When the Supreme Court agrees to consider a case from the U.S. Court of Appeals for the 9th Circuit or any other court, at least one party is expected to rise in defense of the decision below. If it's the 9th Circuit, the Court usually strikes down the decision anyway, but it has at least heard one voice in support of what the 9th Circuit had to say.
But not today. The Court heard arguments in an antitrust case Pacific Bell Telephone Co. v. LinkLine Communications, and among the four lawyers who argued, not one supported the 9th Circuit decision that Pacific Bell was asking the Court to overturn. As one veteran lawyer in the audience said afterward, "I've been to many arguments in my life, and this is the first time I have heard no one speak in support of affirmance of the judgment below."

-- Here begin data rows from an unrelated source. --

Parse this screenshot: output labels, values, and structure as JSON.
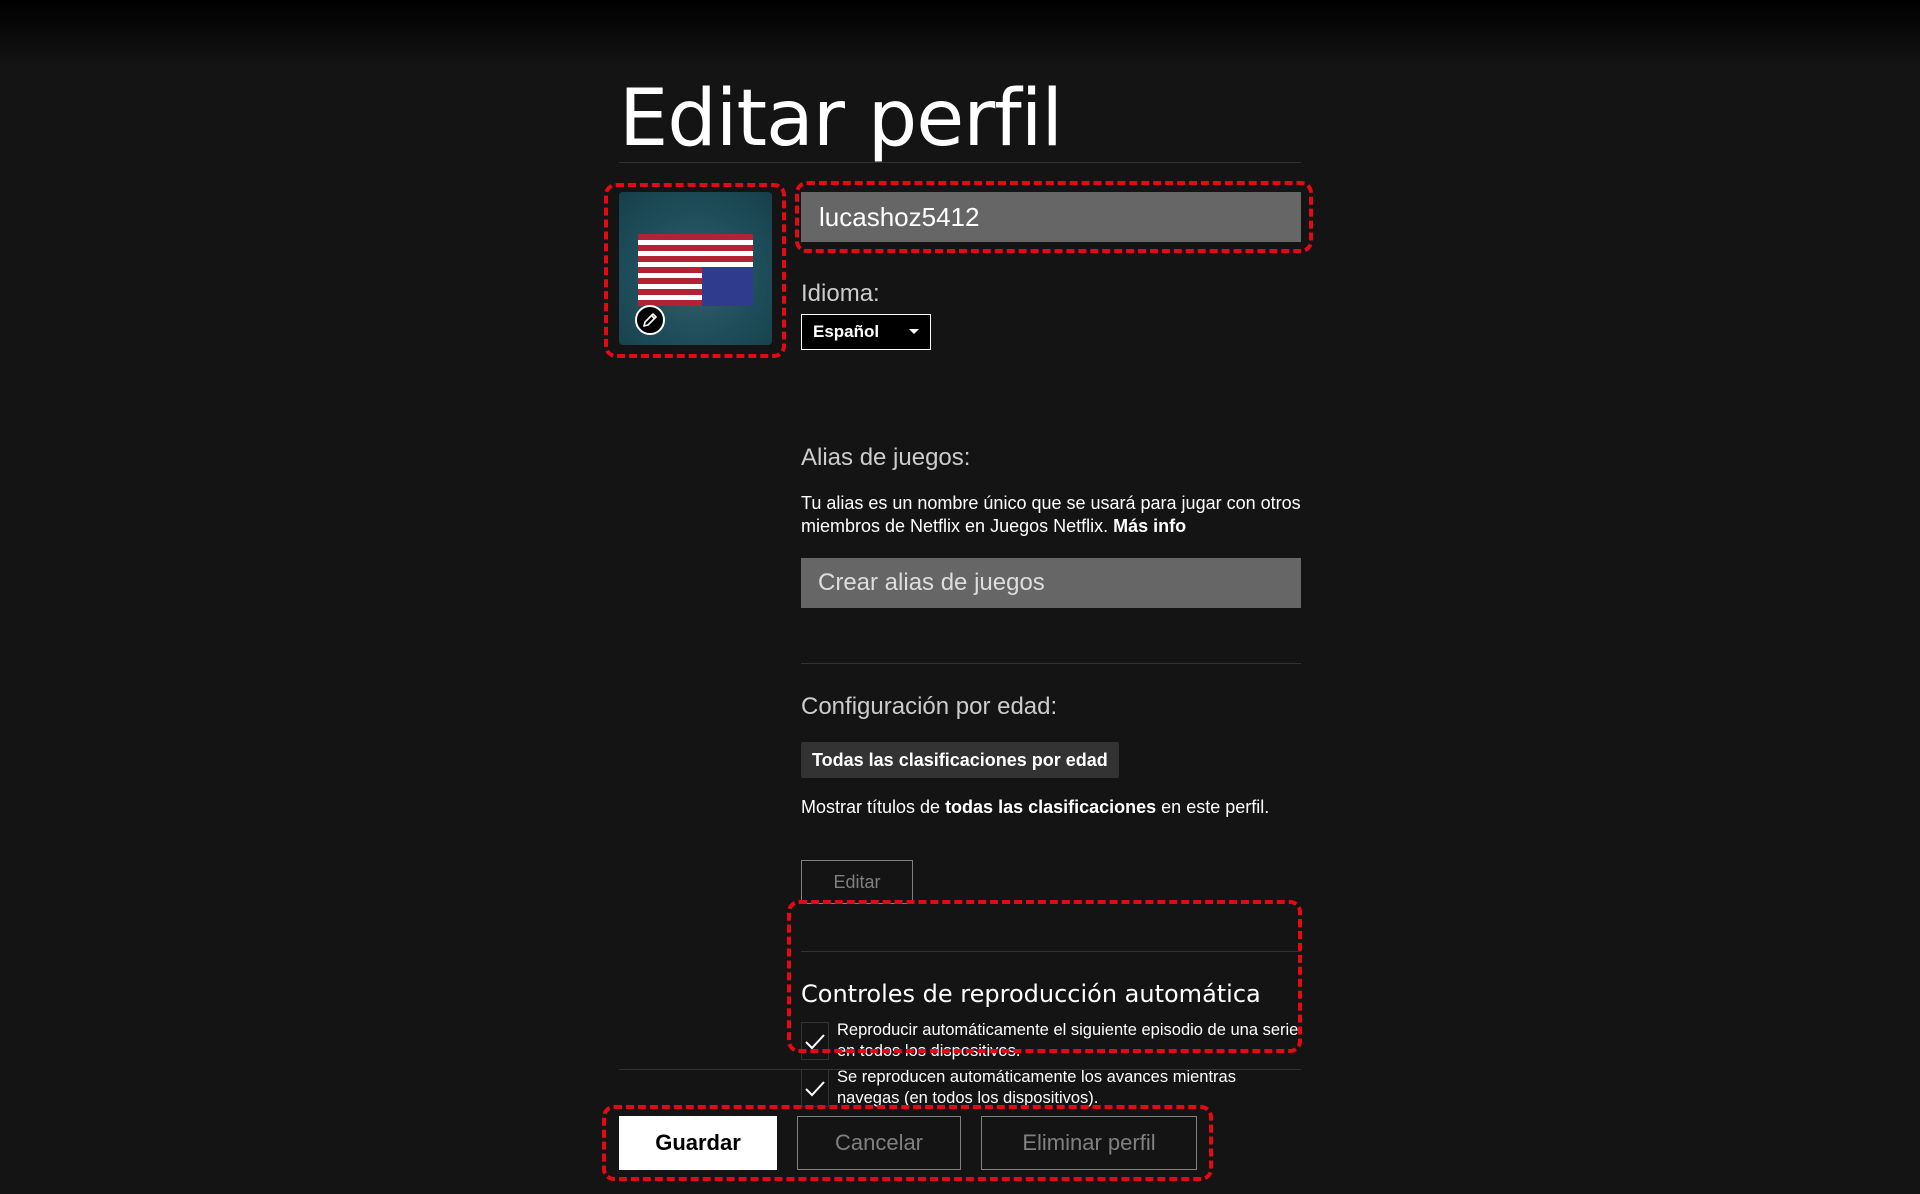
{
  "page": {
    "title": "Editar perfil"
  },
  "profile": {
    "avatar_icon": "flag-avatar",
    "edit_icon": "pencil-icon",
    "name_value": "lucashoz5412"
  },
  "language": {
    "label": "Idioma:",
    "selected": "Español"
  },
  "game_alias": {
    "label": "Alias de juegos:",
    "description": "Tu alias es un nombre único que se usará para jugar con otros miembros de Netflix en Juegos Netflix.",
    "more_info": "Más info",
    "placeholder": "Crear alias de juegos"
  },
  "maturity": {
    "label": "Configuración por edad:",
    "badge": "Todas las clasificaciones por edad",
    "desc_prefix": "Mostrar títulos de ",
    "desc_bold": "todas las clasificaciones",
    "desc_suffix": " en este perfil.",
    "edit_button": "Editar"
  },
  "autoplay": {
    "title": "Controles de reproducción automática",
    "options": [
      {
        "label": "Reproducir automáticamente el siguiente episodio de una serie en todos los dispositivos.",
        "checked": true
      },
      {
        "label": "Se reproducen automáticamente los avances mientras navegas (en todos los dispositivos).",
        "checked": true
      }
    ]
  },
  "actions": {
    "save": "Guardar",
    "cancel": "Cancelar",
    "delete": "Eliminar perfil"
  },
  "colors": {
    "background": "#141414",
    "highlight": "#e50914",
    "input_bg": "#666666",
    "muted": "#808080"
  }
}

Chief Justice John Roberts Jr. remarked on the odd circumstance at the beginning of the hour, telling Pacific Bell's lawyer Aaron Panner, "You are probably feeling pretty good about your chances since your opponent has given up, right?" Panner is a partner at Kellogg, Huber, Hansen, Todd, Evans & Figel. But at the time Roberts made the comment, the fourth lawyer scheduled to argue -- Richard Brunell of the American Antitrust Institute -- was expected to support the 9th Circuit at least as a fallback position. As it turned out, even that support did not materialize.

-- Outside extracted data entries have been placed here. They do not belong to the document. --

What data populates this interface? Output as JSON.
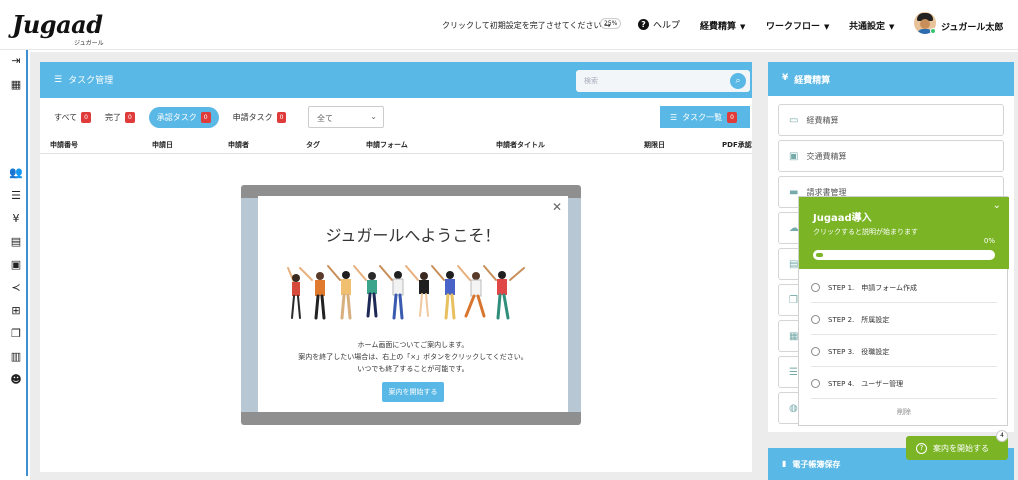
{
  "header": {
    "logo": "Jugaad",
    "logo_sub": "ジュガール",
    "setup_prompt": "クリックして初期設定を完了させてください →",
    "setup_progress": "25%",
    "help": "ヘルプ",
    "menus": [
      "経費精算",
      "ワークフロー",
      "共通設定"
    ],
    "user_name": "ジュガール太郎"
  },
  "task_panel": {
    "title": "タスク管理",
    "search_placeholder": "検索",
    "tabs": [
      {
        "label": "すべて",
        "count": "0"
      },
      {
        "label": "完了",
        "count": "0"
      },
      {
        "label": "承認タスク",
        "count": "0"
      },
      {
        "label": "申請タスク",
        "count": "0"
      }
    ],
    "filter_value": "全て",
    "task_list_button": "タスク一覧",
    "task_list_count": "0",
    "columns": [
      "申請番号",
      "申請日",
      "申請者",
      "タグ",
      "申請フォーム",
      "申請者タイトル",
      "期限日",
      "PDF承認"
    ]
  },
  "expense_panel": {
    "title": "経費精算",
    "items": [
      "経費精算",
      "交通費精算",
      "請求書管理"
    ]
  },
  "ebook_panel": {
    "title": "電子帳簿保存"
  },
  "guide": {
    "title": "Jugaad導入",
    "subtitle": "クリックすると説明が始まります",
    "percent": "0%",
    "progress": 0.04,
    "steps": [
      "STEP 1.　申請フォーム作成",
      "STEP 2.　所属設定",
      "STEP 3.　役職設定",
      "STEP 4.　ユーザー管理"
    ],
    "delete_label": "削除"
  },
  "start_button": {
    "label": "案内を開始する",
    "badge": "4"
  },
  "modal": {
    "title": "ジュガールへようこそ！",
    "lines": [
      "ホーム画面についてご案内します。",
      "案内を終了したい場合は、右上の「×」ボタンをクリックしてください。",
      "いつでも終了することが可能です。"
    ],
    "button": "案内を開始する"
  },
  "colors": {
    "accent_blue": "#5ab8e6",
    "guide_green": "#7bb526",
    "badge_red": "#e03b3b"
  }
}
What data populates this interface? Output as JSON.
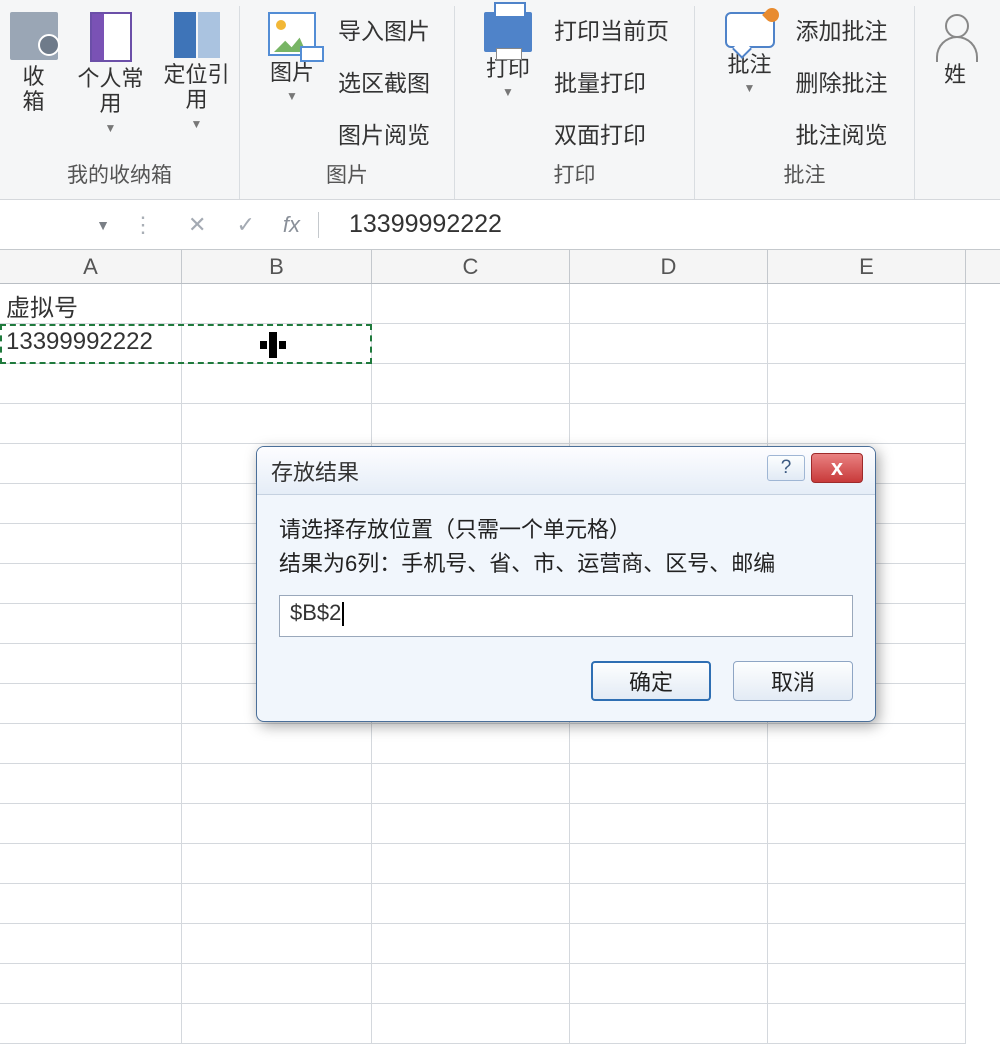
{
  "ribbon": {
    "group1": {
      "title": "我的收纳箱",
      "btn_toolbox": "收\n箱",
      "btn_personal": "个人常用",
      "btn_locate": "定位引用"
    },
    "group2": {
      "title": "图片",
      "btn_pic": "图片",
      "list": [
        "导入图片",
        "选区截图",
        "图片阅览"
      ]
    },
    "group3": {
      "title": "打印",
      "btn_print": "打印",
      "list": [
        "打印当前页",
        "批量打印",
        "双面打印"
      ]
    },
    "group4": {
      "title": "批注",
      "btn_comment": "批注",
      "list": [
        "添加批注",
        "删除批注",
        "批注阅览"
      ]
    },
    "group5": {
      "btn_name": "姓"
    }
  },
  "formula_bar": {
    "fx": "fx",
    "value": "13399992222"
  },
  "grid": {
    "cols": [
      "A",
      "B",
      "C",
      "D",
      "E"
    ],
    "A1": "虚拟号",
    "A2": "13399992222"
  },
  "dialog": {
    "title": "存放结果",
    "line1": "请选择存放位置（只需一个单元格）",
    "line2": "结果为6列：手机号、省、市、运营商、区号、邮编",
    "input_value": "$B$2",
    "ok": "确定",
    "cancel": "取消",
    "help": "?",
    "close": "x"
  }
}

Without getting too deep in antitrust weeds, here's how the case breaks down. LinkLine and other independent Internet service providers sued PacificBell claiming, among other things, a "price squeeze" violation under the Sherman Act in the sale of DSL services. In other words, LinkLine claimed that PacBell was charging too much at wholesale for LinkLine and others to buy the service, while charging PacBell's own retail customers too little -- thereby making it impossible for LinkLine to compete at the retail level.
While this antitrust doctrine has lost its luster in recent years, the 9th Circuit ruled for LinkLine and allowed its suit to proceed. PacBell appealed, asserting that price squeeze claims are precluded by recent precedent. The solicitor general agreed with PacBell, but the more consumer-oriented Federal Trade Commission refused to go along, issuing its own statement on the case.

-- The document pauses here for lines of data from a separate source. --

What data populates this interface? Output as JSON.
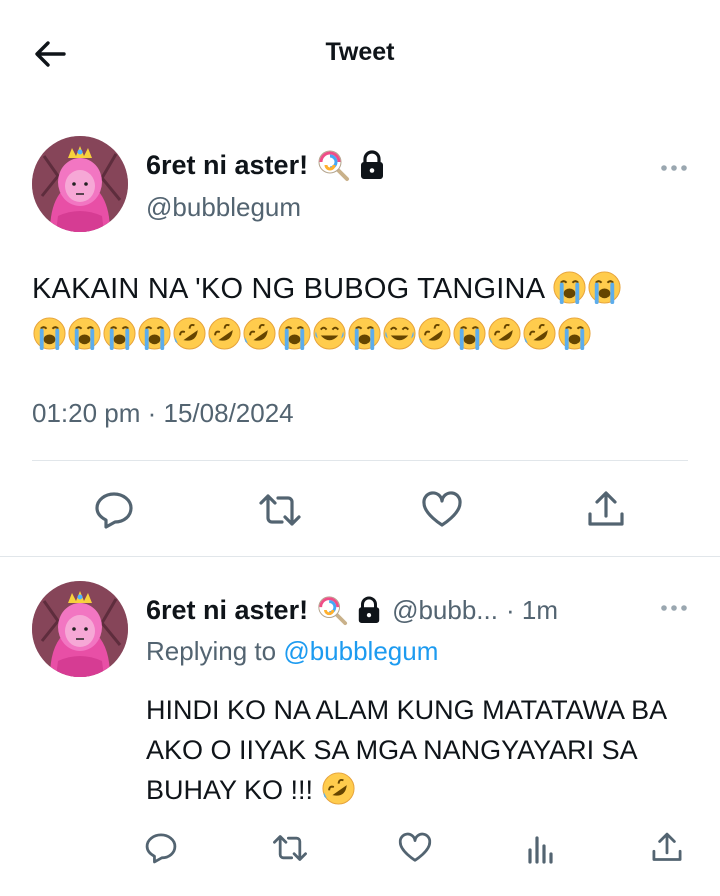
{
  "header": {
    "title": "Tweet"
  },
  "tweet": {
    "author_name": "6ret ni aster!",
    "handle": "@bubblegum",
    "text": "KAKAIN NA 'KO NG BUBOG TANGINA",
    "emojis_line1": [
      "loudly-crying-face",
      "loudly-crying-face"
    ],
    "emojis_line2": [
      "loudly-crying-face",
      "loudly-crying-face",
      "loudly-crying-face",
      "loudly-crying-face",
      "rolling-on-floor-laughing",
      "rolling-on-floor-laughing",
      "rolling-on-floor-laughing",
      "loudly-crying-face",
      "face-with-tears-of-joy",
      "loudly-crying-face",
      "face-with-tears-of-joy",
      "rolling-on-floor-laughing",
      "loudly-crying-face",
      "rolling-on-floor-laughing",
      "rolling-on-floor-laughing",
      "loudly-crying-face"
    ],
    "timestamp": "01:20 pm · 15/08/2024",
    "badges": [
      "lollipop-icon",
      "lock-icon"
    ]
  },
  "reply": {
    "author_name": "6ret ni aster!",
    "handle_truncated": "@bubb...",
    "time_ago": "· 1m",
    "replying_prefix": "Replying to",
    "replying_handle": "@bubblegum",
    "text": "HINDI KO NA ALAM KUNG MATATAWA BA AKO O IIYAK SA MGA NANGYAYARI SA BUHAY KO !!!",
    "trailing_emoji": "rolling-on-floor-laughing"
  },
  "colors": {
    "secondary_text": "#536471",
    "link": "#1d9bf0",
    "divider": "#e1e6ea"
  }
}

After the Court granted review in the case, LinkLine switched gears, abandoning the price squeeze claim, recasting it as a predatory pricing case, and urging the justices to vacate and remand the case to the 9th Circuit -- not to affirm the ruling, as parties who win in the court below usually favor. When this happens, if the Court still wants to decide the issue, it will sometimes appoint a lawyer on its own to defend the judgment below.
That's where the American Antitrust Institute came in. It filed a motion seeking divided argument time -- which the Court almost never agrees to when requested by a nongovernment trade or advocacy group. But in his motion Brunell said, "If the Court does not dismiss the writ, the judgment of the 9th Circuit should be affirmed." Because of the briefing thus far, he added, "the judgment of the 9th Circuit will be undefended" unless the Court gave him argument time.
Today, during his 15 minutes at the lectern, Brunell urged instead that the 9th Circuit ruling be vacated and remanded to the district court to decide whether LinkLine's complaint should be amended. Brunell ably explained various antitrust doctrines, but never gave the full-throated defense of the lower court decision that justices usually expect. The justices did not seem to mind that much; the case was well argued by all four lawyers -- Panner, Brunell, Deanne Maynard of the solicitor general's office, and Maxwell Blecher of Los Angeles' Blecher & Collins who represented LinkLine. The justices seemed engaged and eager to say something about price squeeze claims. Though it's hard to predict exactly what they'll say, they are very unlikely to ignore all four lawyers before them and uphold the 9th Circuit. No surprise there.